As the call clicked to an end, Kim let out a breath.  She could kill her son right now, but she also wanted to smother him in kisses.  She debated calling the Highway Patrol, but then figured Andrew had a good idea.  If the horses were okay and he was capable of riding, they could just ride out.  Plus, checking Diamond gave her something to do instead of worry.

For Andrew, the climb up the slope was a slow one.  Who would have thought finding handholds on a dirt slope in Malibu would rival his last climb in the French Alps?  The ground was so loose that it threatened to give way at every step.  He was sweating profusely by the time he reached the ledge and managed to pull himself back over it.  He lay there, caught his breath and looked up the slope, for the first time, seeing where the slope ended.  It was still a long way, but at least there was a light at the end of the tunnel.  His breather finished, he started climbing again.   He found some footholds and was just stretching his for fingers into a crevice when he heard his cell phone ring.  "Les Toreadors" from Carmen.  No, he groaned.  Only one woman in his life qualified for music from Carmen and her timing could not be worse.  He debated ignoring the call, but then realized her next call would be to their mother.  Better he fall again than let Jeannie hear about this whole episode from Mum.  Straddling the slope, he forcing his left hand deeper into the crevice, fished the phone out with his right hand, and held it to his ear.  "Hey, Sis."

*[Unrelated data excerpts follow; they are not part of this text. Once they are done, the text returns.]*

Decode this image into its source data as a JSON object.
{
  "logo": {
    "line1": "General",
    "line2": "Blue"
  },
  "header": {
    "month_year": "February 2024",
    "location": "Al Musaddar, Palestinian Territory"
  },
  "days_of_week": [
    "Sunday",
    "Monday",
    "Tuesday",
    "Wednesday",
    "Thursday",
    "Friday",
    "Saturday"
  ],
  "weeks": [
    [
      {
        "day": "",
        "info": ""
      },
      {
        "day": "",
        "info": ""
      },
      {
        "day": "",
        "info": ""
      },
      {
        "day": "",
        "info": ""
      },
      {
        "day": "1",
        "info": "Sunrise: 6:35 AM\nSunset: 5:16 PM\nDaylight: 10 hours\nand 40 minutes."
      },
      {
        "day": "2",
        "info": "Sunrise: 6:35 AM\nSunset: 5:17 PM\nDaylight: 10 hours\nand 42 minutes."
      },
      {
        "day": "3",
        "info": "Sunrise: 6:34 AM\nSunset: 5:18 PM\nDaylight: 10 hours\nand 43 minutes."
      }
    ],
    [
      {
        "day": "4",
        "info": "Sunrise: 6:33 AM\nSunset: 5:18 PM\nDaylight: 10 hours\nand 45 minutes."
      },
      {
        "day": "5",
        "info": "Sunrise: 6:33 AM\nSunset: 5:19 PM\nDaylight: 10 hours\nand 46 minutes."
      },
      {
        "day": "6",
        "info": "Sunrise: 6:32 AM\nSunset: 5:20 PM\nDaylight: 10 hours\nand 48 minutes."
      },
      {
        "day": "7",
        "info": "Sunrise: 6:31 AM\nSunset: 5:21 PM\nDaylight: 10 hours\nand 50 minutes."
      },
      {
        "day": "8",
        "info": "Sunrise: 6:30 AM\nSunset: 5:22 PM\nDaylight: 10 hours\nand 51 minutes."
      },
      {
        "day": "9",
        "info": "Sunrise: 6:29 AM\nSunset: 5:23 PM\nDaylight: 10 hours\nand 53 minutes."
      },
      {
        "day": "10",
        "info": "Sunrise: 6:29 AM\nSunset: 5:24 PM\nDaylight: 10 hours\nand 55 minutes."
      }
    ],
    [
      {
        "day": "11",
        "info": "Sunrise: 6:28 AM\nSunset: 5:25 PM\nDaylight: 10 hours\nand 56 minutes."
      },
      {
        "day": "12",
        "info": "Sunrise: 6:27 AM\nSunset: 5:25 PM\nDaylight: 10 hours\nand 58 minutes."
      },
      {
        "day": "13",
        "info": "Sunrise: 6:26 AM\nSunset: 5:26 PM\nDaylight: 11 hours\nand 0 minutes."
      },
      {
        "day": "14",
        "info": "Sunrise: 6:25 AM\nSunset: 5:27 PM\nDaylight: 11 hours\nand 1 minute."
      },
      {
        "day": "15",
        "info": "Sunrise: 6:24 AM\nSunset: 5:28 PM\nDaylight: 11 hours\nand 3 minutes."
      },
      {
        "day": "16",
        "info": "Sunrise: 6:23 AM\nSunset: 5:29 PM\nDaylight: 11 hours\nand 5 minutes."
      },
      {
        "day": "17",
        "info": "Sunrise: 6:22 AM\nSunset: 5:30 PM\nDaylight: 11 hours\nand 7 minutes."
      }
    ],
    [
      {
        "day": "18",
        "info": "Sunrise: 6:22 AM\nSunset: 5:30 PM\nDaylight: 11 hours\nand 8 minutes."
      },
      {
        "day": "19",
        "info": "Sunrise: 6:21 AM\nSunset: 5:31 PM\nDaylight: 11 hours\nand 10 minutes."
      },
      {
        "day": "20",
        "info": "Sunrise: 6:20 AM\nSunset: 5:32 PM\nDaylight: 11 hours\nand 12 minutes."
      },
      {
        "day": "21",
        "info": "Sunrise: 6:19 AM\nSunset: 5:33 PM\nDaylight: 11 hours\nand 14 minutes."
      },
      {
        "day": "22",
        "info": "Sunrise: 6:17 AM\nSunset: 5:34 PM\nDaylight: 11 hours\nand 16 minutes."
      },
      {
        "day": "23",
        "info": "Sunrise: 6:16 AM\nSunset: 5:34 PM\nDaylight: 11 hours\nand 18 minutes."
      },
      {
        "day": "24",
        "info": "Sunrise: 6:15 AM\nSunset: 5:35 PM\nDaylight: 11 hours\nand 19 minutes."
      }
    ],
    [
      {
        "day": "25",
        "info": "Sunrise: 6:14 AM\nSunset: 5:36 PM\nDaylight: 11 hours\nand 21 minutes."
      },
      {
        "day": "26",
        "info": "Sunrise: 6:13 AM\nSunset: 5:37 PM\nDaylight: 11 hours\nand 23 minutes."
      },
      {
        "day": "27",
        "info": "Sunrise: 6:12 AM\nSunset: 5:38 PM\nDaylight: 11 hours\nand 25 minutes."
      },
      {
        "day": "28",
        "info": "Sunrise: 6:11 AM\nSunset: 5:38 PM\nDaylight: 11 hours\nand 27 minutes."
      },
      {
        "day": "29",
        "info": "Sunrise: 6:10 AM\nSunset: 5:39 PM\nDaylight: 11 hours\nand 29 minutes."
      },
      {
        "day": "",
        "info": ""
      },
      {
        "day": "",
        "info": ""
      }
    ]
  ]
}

"Where the hell are you?"  Jeannie's voice came through full-force, almost as loud as Mum's had been earlier.  "I've got lunch on the table."

Andrew looked up at the top of the slope, which was still about 100 yards away.  His grip was tenuous and hanging on the side of a mountain while talking on a cell phone probably was almost as high on that stupidity scale as racing the horse down the mountain.  But he needed to deflect his sister; the last thing he needed right now was Hurricane Jeannie.  "Sorry, Sis.  We've just had a trifle of a delay."

"Is Mom okay?  You didn't overtax her?"

"Her?"  Andrew bit his lip to curtail his initial response.  "Oh no, she's fine.  We, well, we just had a bit of a chat and I kind of let things, um, slip away."  He could envision the expression on Jeannie's face, a full-on pout.  He felt some dirt give way below his right foot.  "Um, look, Sis, I'm a bit hung up right now.  Can we continue this conversation when we get home? 

"And when will that be?"

"Oh, I don't know.  Maybe an hour or two.  Mum's having such a good time and she may not get a chance to ride again for awhile. "

"Fine," Jeannie said with a harrumph, and the line clicked dead. 

Andrew shoved the phone back into his pocket and grabbed quickly for a crevice with his right hand.  He pulled himself up, just as the dirt under his right foot gave way.  He scrambled to find a safe place to rest that foot, found one, and then gave himself a chance to breathe.  The top still seemed so far away.  Then it dawned on him that he had given himself a time limit for the rest of the climb, and he groaned in disbelief.  That, too, had to be pretty high on the stupidity scale.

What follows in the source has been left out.